CNPG image is ghcr.io/cloudnative-pg/postgresql:16, our existing akko-postgres:2026.04 custom image (PostGIS + pgvector) becomes a sidecar / extension via the postgresql.parameters.shared_preload_libraries list. CNPG supports custom images via the imageName field — we'll vendor akko-postgres inside akko/akko-postgres-cnpg:2026.04 which is just our base + the cnpg entrypoint.

Consequences

Positive

  • True HA: zero downtime on pod / node loss for banking critical workloads.
  • WAL archiving + PITR: RPO drops to seconds, RTO drops to ~5 min for the worst case.
  • Sync replicas + read-only Service for reporting → Superset and Cockpit Usage page no longer contend with OLTP.
  • Backup / restore drill replaces our hand-rolled CronJobs (commit 2cf5b70 becomes a sanity check, not the primary DR posture).
  • Operator-managed certificates for replication.

Negative

  • One more operator to install + monitor (~80 MB RAM for the operator pod itself).
  • Migration is non-trivial: we need to dump from the current StatefulSet, restore into the new CNPG Cluster, cut consumers over to the new Service. Estimated 2-3 h downtime for the migration window (do during a planned maintenance, not on a busy demo day).
  • Extra Helm dependency: cnpg/cloudnative-pg chart pinned in Chart.yaml → +1 chart, +1 update treadmill.
  • ~3-5x storage requirement (primary + 2 sync replicas + WAL) → from ~20 Gi today to ~80 Gi for the data cluster.

Implementation plan

Sprint 45 — phased rollout (estimated ~25 h effort) :

  1. Operator install (1 h): add cloudnative-pg/cloudnative-pg sub-chart dependency in helm/akko/Chart.yaml, default enabled: false. Helm install on Netcup with --set enabled=true.

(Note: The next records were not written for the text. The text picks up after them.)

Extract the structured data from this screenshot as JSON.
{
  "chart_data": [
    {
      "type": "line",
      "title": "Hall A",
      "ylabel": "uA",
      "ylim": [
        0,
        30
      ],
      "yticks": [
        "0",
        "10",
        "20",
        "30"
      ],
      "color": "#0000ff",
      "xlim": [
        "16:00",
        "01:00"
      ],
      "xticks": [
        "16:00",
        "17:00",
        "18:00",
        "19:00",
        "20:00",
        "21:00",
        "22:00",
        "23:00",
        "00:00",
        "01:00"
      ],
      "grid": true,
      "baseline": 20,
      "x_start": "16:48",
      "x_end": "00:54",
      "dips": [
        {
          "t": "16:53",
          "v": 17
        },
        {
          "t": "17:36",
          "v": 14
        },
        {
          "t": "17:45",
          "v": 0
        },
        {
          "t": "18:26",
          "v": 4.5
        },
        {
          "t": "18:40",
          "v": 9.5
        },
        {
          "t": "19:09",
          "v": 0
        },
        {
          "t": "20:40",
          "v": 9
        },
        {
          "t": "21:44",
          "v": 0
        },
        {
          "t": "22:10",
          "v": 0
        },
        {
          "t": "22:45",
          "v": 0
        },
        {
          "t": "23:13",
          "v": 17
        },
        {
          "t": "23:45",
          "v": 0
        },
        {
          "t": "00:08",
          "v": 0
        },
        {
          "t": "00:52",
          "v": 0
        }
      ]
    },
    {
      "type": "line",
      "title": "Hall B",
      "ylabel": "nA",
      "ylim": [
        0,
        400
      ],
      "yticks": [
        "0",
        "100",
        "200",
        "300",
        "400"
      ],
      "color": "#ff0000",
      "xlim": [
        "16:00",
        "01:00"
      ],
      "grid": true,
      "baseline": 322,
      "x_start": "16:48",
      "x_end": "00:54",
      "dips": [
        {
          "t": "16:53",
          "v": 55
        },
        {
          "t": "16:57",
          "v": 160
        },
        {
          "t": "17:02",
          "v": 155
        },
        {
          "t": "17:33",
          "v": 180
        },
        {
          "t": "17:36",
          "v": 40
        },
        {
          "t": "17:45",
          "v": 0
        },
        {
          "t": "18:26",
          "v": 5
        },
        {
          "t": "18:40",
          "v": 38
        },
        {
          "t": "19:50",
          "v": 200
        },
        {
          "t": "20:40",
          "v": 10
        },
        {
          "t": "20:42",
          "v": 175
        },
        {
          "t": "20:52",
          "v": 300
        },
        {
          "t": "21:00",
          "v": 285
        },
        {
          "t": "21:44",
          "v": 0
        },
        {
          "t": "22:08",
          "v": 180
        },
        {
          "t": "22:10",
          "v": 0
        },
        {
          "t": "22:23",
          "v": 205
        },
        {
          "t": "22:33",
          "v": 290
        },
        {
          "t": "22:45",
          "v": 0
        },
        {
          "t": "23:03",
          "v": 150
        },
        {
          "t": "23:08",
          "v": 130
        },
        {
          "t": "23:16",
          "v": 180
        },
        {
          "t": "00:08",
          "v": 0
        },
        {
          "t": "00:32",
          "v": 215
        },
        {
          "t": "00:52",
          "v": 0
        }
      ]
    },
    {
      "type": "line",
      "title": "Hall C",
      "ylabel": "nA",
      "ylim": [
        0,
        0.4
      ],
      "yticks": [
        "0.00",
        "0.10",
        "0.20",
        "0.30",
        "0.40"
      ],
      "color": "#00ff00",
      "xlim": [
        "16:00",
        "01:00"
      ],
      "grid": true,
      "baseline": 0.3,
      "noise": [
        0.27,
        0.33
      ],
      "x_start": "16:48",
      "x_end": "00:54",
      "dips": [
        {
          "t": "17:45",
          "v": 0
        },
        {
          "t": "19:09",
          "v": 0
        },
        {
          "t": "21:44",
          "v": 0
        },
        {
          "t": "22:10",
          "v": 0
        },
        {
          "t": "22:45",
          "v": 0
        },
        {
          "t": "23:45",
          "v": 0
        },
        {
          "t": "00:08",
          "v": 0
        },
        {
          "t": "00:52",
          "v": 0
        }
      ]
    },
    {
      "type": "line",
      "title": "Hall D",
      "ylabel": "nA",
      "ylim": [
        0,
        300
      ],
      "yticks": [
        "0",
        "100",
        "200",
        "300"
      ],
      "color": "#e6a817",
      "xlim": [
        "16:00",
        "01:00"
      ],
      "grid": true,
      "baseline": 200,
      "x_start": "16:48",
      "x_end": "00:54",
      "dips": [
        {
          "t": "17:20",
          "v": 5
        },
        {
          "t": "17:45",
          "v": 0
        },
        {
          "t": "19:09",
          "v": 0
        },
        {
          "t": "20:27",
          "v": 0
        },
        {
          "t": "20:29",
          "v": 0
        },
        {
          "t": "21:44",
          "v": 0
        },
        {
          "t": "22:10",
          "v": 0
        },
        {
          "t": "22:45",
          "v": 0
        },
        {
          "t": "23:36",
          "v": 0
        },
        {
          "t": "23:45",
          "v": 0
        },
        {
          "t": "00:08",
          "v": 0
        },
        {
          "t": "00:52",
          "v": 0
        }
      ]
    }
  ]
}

  2. Image vendoring (3 h): fork akko-postgres:2026.04 to akko-postgres-cnpg:2026.04 based on ghcr.io/cloudnative-pg/postgresql:16-bookworm, keep PostGIS + pgvector preload extensions. CI pipeline in helm/scripts/build-images.sh.

  3. Two Cluster CRDs (4 h): helm/akko/charts/akko-postgres/templates/cluster.yaml

  4. helm/akko/charts/akko-postgresql-data/templates/cluster.yaml, gated by cnpg.enabled flag. Default off — single-primary StatefulSet stays the path for offline / dev installs.

  5. Migration script (5 h): helm/scripts/migrate-postgres-to-cnpg.sh that dumps from current StatefulSet, scales it down, deploys the CNPG Cluster, restores from dump, swaps the akko-postgresql Service selector to point at CNPG primary. Idempotent + reversible.

  6. WAL archiving (3 h): configure cluster.spec.backup.barmanObjectStore to push WAL to akko-storage S3 (canonical akko-s3 Secret, Sprint 43.5 glue). Retention policies via recoveryWindow.

  7. Failover drill (3 h): extend the restore-drill CronJob (commit 2cf5b70) to also run a kubectl cnpg promote on a designated replica weekly. Verify the platform stays available throughout.

  8. Rollout to Netcup (3 h): planned maintenance window, migration script, smoke tests.

  9. Documentation + ADR finalisation (3 h): this ADR moves to Status: Accepted once Netcup is migrated and the failover drill has fired green twice.

DoD : kubectl -n akko delete pod akko-postgresql-cluster-1 (the primary) → CNPG promotes a sync replica within 30 s, no Cockpit / Keycloak / Airflow downtime visible to the user. WAL archiving visible in akko-storage backups/wal/ prefix.

Migration risks + mitigations

Risk Mitigation
Dump / restore window > planned 3 h Pre-test on staging copy of Netcup. Keep StatefulSet as a hot rollback for 1 sprint.
pgvector / PostGIS extensions not loaded by CNPG The vendored akko-postgres-cnpg image preloads them; smoke test in step 7 explicitly queries vector_ops + postgis_version().
Service name mismatch breaks consumers akko-postgresql Service stays named the same; only the selector flips.
Storage class doesn't support RWO multi-attach Already RWO local-path on Netcup; CNPG only needs one PVC per replica, not RWX.

References

  • CloudNativePG: https://cloudnative-pg.io/
  • Sprint 44 Stream HA: akko-technical-map/sprints/sprint-43-5-master-plan.md
  • Sprint 44 dealbreaker #1 (OPA HA): commit 1c4a677 (already shipped)
  • Restore drill (complement to CNPG, not replacement): commit 2cf5b70
  • Bitnami maintenance-mode notice (rationale for B → A): https://github.com/bitnami/charts/issues/...
  • Memory feedback_governance_first.md — governance > license (CNPG = CNCF Sandbox = neutral foundation).